When is this document from? The step “ALTER TABLE table_name ENABLE FLASHBACK;” is not needed for “SELECT * FROM table_name AS OF TIMESTAMP”. You can query directly. The MVCC feature has nothing to do with TiDB Binlog.

| username: redgame | Original post link

This cannot be saved. It will lead to endless troubles.

| username: Kongdom | Original post link

:joy: There are too many tables, almost all tables need to be maintained, and it also involves customer upgrades~ I can’t imagine.
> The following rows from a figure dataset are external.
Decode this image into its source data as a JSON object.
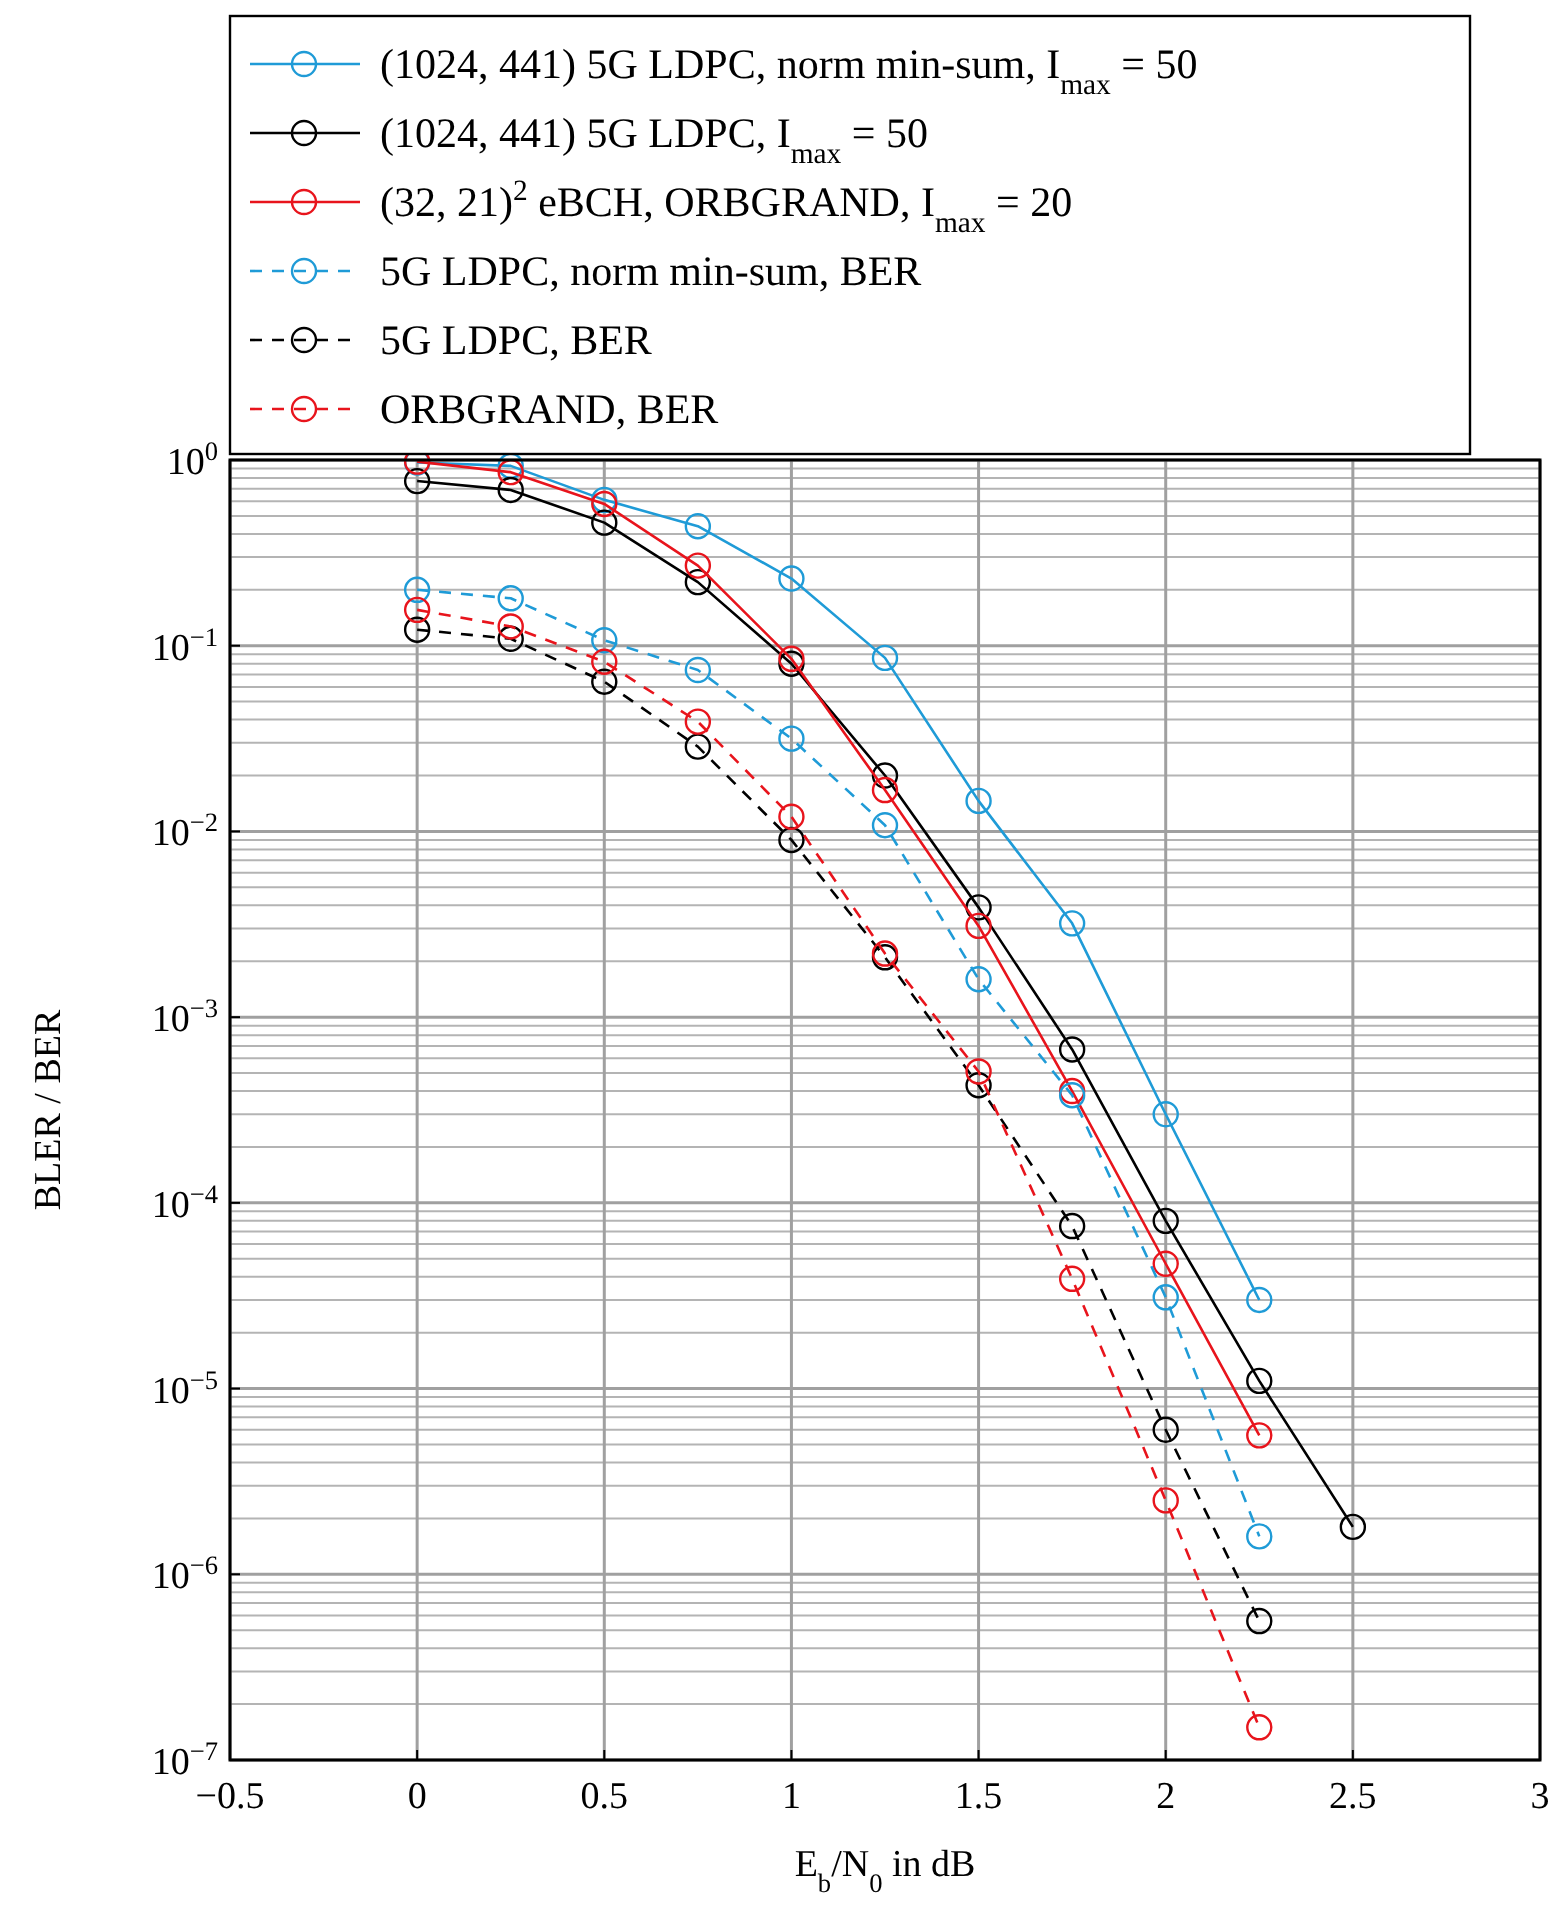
{
  "chart_data": {
    "type": "line",
    "xlabel": "E$_{b}$/N$_{0}$ in dB",
    "ylabel": "BLER / BER",
    "x": [
      0,
      0.25,
      0.5,
      0.75,
      1,
      1.25,
      1.5,
      1.75,
      2,
      2.25,
      2.5
    ],
    "series": [
      {
        "name": "(1024, 441) 5G LDPC, norm min-sum, I$_{max}$ = 50",
        "color": "#1f9bd7",
        "line_style": "solid",
        "values": [
          0.97,
          0.93,
          0.61,
          0.44,
          0.23,
          0.086,
          0.0146,
          0.0032,
          0.0003,
          3e-05,
          null
        ]
      },
      {
        "name": "(1024, 441) 5G LDPC, I$_{max}$ = 50",
        "color": "#000000",
        "line_style": "solid",
        "values": [
          0.77,
          0.69,
          0.46,
          0.22,
          0.08,
          0.02,
          0.0039,
          0.00067,
          8e-05,
          1.1e-05,
          1.8e-06
        ]
      },
      {
        "name": "(32, 21)$^{2}$ eBCH, ORBGRAND, I$_{max}$ = 20",
        "color": "#e8141c",
        "line_style": "solid",
        "values": [
          0.98,
          0.86,
          0.58,
          0.27,
          0.085,
          0.0167,
          0.0031,
          0.0004,
          4.7e-05,
          5.6e-06,
          null
        ]
      },
      {
        "name": "5G LDPC, norm min-sum, BER",
        "color": "#1f9bd7",
        "line_style": "dashed",
        "values": [
          0.2,
          0.18,
          0.107,
          0.074,
          0.0316,
          0.0108,
          0.0016,
          0.00038,
          3.1e-05,
          1.6e-06,
          null
        ]
      },
      {
        "name": "5G LDPC, BER",
        "color": "#000000",
        "line_style": "dashed",
        "values": [
          0.122,
          0.109,
          0.064,
          0.0286,
          0.009,
          0.0021,
          0.00043,
          7.5e-05,
          6e-06,
          5.6e-07,
          null
        ]
      },
      {
        "name": "ORBGRAND, BER",
        "color": "#e8141c",
        "line_style": "dashed",
        "values": [
          0.156,
          0.127,
          0.082,
          0.039,
          0.012,
          0.0022,
          0.00051,
          3.9e-05,
          2.5e-06,
          1.5e-07,
          null
        ]
      }
    ],
    "marker": "circle",
    "log": "y",
    "grid": true,
    "legend": "top",
    "xlim": [
      -0.5,
      3
    ],
    "xticks": [
      {
        "value": -0.5,
        "label": "−0.5"
      },
      0,
      0.5,
      1,
      1.5,
      2,
      2.5,
      3
    ],
    "ylim": [
      1e-07,
      1
    ],
    "yticks": [
      {
        "value": 1,
        "label": "10$^{0}$"
      },
      {
        "value": 0.1,
        "label": "10$^{−1}$"
      },
      {
        "value": 0.01,
        "label": "10$^{−2}$"
      },
      {
        "value": 0.001,
        "label": "10$^{−3}$"
      },
      {
        "value": 0.0001,
        "label": "10$^{−4}$"
      },
      {
        "value": 1e-05,
        "label": "10$^{−5}$"
      },
      {
        "value": 1e-06,
        "label": "10$^{−6}$"
      },
      {
        "value": 1e-07,
        "label": "10$^{−7}$"
      }
    ]
  }
}
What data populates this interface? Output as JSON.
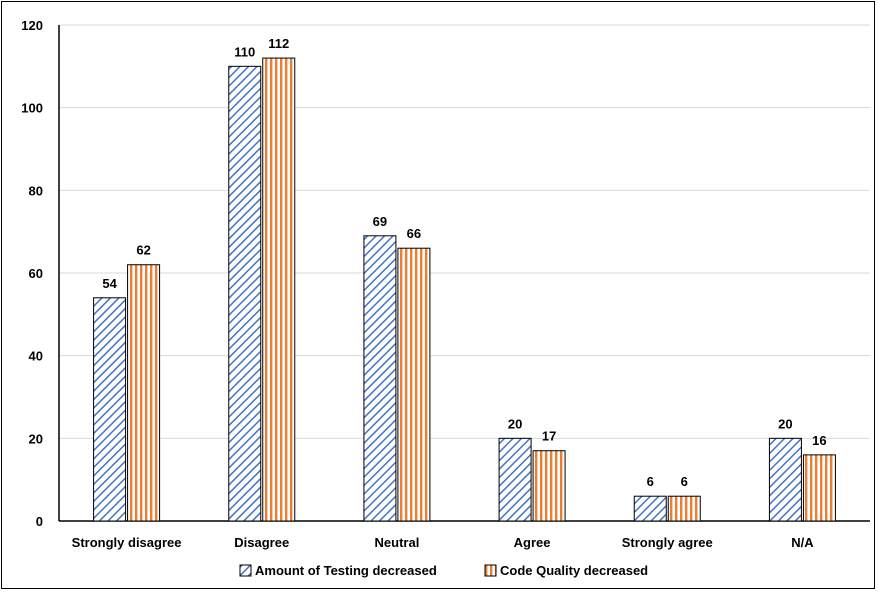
{
  "chart_data": {
    "type": "bar",
    "categories": [
      "Strongly disagree",
      "Disagree",
      "Neutral",
      "Agree",
      "Strongly agree",
      "N/A"
    ],
    "series": [
      {
        "name": "Amount of Testing decreased",
        "values": [
          54,
          110,
          69,
          20,
          6,
          20
        ],
        "color": "#4472C4",
        "pattern": "diagonal-stripes"
      },
      {
        "name": "Code Quality decreased",
        "values": [
          62,
          112,
          66,
          17,
          6,
          16
        ],
        "color": "#ED7D31",
        "pattern": "vertical-stripes"
      }
    ],
    "ylim": [
      0,
      120
    ],
    "yticks": [
      0,
      20,
      40,
      60,
      80,
      100,
      120
    ],
    "grid": true,
    "legend_position": "bottom",
    "title": "",
    "xlabel": "",
    "ylabel": ""
  }
}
| username: Kongdom | Original post link

Oh, is that so?

| username: ealam_小羽 | Original post link

If there is no physical deletion, can DataX be considered for data synchronization?

| username: Kongdom | Original post link

Currently, the main consideration is to integrate it into our own software, without using third-party software for management and scheduling.
Actually, I’m also curious about how these software detect data changes.